Energie aus Wind und Sonne
Festbetrag für Anwohner von Öko-Energieanlagen in MV

Gemeinden und Bürger mit Windkraft- oder Solaranlagen vor der Nase sollen anders beteiligt werden als zunächst geplant. (Symbolb
Gemeinden und Bürger mit Windkraft- oder Solaranlagen vor der Nase sollen anders beteiligt werden als zunächst geplant. (Symbolbild) Foto
© Kay Nietfeld/dpa
Nach Kritik im Landtag ändert das rot-rote Regierungslager den Entwurf des Bürger- und Gemeindebeteiligungsgesetzes noch einmal ab. Wie Anwohner von Wind- und Solaranlagen entschädigt werden sollen.

Mecklenburg-Vorpommern schwenkt bei der Entschädigung von Bürgern und Gemeinden für Windräder und Solaranlagen vor ihrer Haustür um.
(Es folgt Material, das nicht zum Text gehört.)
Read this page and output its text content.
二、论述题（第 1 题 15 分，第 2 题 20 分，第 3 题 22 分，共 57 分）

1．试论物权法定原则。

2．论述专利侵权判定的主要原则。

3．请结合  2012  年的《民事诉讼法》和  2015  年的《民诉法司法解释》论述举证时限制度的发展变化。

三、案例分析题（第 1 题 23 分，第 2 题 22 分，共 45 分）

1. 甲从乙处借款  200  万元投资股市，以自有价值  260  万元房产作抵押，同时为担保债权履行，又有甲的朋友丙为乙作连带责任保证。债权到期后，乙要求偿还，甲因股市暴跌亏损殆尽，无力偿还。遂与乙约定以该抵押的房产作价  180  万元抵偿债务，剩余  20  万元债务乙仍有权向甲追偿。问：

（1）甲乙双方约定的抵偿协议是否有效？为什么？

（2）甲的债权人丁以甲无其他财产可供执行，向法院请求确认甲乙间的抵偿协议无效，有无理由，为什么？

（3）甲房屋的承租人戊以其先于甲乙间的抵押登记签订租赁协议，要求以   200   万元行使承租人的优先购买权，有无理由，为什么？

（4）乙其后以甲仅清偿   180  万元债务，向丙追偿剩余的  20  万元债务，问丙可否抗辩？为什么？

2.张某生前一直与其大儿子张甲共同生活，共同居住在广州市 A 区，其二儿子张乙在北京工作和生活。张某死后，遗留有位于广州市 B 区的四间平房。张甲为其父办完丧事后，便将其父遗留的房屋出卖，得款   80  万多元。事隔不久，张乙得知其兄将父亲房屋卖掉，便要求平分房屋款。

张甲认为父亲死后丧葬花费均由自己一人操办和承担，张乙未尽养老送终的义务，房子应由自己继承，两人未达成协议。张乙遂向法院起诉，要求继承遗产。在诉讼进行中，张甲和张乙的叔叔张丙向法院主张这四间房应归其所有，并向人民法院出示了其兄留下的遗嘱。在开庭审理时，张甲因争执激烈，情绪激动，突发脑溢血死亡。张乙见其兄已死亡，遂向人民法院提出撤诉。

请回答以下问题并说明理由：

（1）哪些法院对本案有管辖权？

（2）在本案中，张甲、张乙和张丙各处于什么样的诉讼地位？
Sie sollen nun Festbeträge bekommen und nicht, wie zunächst geplant, eine Beteiligung nach erzeugtem Strom.

Vorgesehen ist nun, dass Gemeinden und Bürger jeweils 5.000 Euro je installierter Megawattstunde Windkraft und jeweils 2.500 Euro je installierter Megawattstunde Solar pro Jahr von den Erzeugern bekommen, wie der Vorsitzende der SPD-Landtagsfraktion, Julian Barlen, sagte. Betroffen sei neu installierte Leitung, die nach Inkrafttreten des Gesetzes genehmigt wird.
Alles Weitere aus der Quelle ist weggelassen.